The Use of Low-Dose Chest Computed Tomography for the Diagnosis and Monitoring of Pulmonary Infections in Patients with Hematologic Malignancies

Affiliations

The Use of Low-Dose Chest Computed Tomography for the Diagnosis and Monitoring of Pulmonary Infections in Patients with Hematologic Malignancies

Efthimios Agadakos et al. Cancers (Basel). .

Abstract

The study aimed to assess the image quality and diagnostic performance of low-dose Chest Computed Tomography (LDCCT) in detecting pulmonary infections in patients with hematologic malignancies. A total of 164 neutropenic patients underwent 256 consecutive CT examinations, comparing 149 LDCCT and 107 Standard-Dose Chest CT (SDCCT) between May 2015 and June 2019. LDCCT demonstrated a 47% reduction in radiation dose while maintaining acceptable image noise and quality compared to SDCCT. However, LDCCT exhibited lower sensitivity in detecting consolidation (27.5%) and ground glass opacity (64.4%) compared to SDCCT (45.8% and 82.2%, respectively) with all the respective p-values from unadjusted and adjusted for sex, age, and BMI analyses being lower than 0.006 and the corresponding Odds Ratios of detection ranging from 0.30 to 0.34. Similar trends were observed for nodules ≥3 mm and ground glass halo in nodules but were not affected by sex, age and BMI. No significant differences were found for cavitation in nodules, diffuse interlobular septal thickening, pleural effusion, pericardial effusion, and lymphadenopathy.
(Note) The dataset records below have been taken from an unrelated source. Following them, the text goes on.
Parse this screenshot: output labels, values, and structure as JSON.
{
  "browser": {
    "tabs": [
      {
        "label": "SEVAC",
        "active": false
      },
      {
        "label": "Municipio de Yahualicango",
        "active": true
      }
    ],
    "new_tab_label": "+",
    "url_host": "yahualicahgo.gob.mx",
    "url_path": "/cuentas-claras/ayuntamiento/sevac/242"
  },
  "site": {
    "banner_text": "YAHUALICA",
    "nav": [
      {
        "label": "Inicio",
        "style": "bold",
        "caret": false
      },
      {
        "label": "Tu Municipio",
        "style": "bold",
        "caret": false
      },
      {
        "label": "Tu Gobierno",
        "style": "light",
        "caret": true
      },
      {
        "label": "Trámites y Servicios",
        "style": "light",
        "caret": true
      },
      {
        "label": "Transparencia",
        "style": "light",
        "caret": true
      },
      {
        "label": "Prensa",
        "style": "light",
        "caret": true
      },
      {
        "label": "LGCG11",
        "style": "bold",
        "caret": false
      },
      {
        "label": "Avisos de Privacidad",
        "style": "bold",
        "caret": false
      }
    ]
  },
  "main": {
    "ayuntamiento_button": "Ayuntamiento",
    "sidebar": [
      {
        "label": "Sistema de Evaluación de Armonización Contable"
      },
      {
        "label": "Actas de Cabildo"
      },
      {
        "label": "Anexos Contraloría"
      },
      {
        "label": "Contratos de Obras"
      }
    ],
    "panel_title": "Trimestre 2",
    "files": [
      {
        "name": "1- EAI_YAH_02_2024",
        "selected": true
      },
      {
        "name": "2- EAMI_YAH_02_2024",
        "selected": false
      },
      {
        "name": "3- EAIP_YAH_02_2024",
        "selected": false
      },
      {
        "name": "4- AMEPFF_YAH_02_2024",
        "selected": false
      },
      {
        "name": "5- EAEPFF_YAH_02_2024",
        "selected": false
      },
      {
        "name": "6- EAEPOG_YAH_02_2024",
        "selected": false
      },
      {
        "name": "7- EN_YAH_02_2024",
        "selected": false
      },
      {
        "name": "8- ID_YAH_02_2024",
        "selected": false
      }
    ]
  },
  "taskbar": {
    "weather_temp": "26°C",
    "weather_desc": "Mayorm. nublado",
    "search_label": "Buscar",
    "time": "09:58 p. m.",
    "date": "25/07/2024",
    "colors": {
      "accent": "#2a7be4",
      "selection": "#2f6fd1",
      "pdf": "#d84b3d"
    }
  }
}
In conclusion, LDCCT achieved substantial dose reduction with satisfactory image quality but showed limitations in detecting specific radiologic findings associated with pulmonary infections in neutropenic patients compared to SDCCT.

Keywords: CT noise reduction algorithms; diagnostic performance; hematologic malignancies; low-dose chest CT; lung abnormalities; neutropenic patients; radiation dose; standard-dose chest CT.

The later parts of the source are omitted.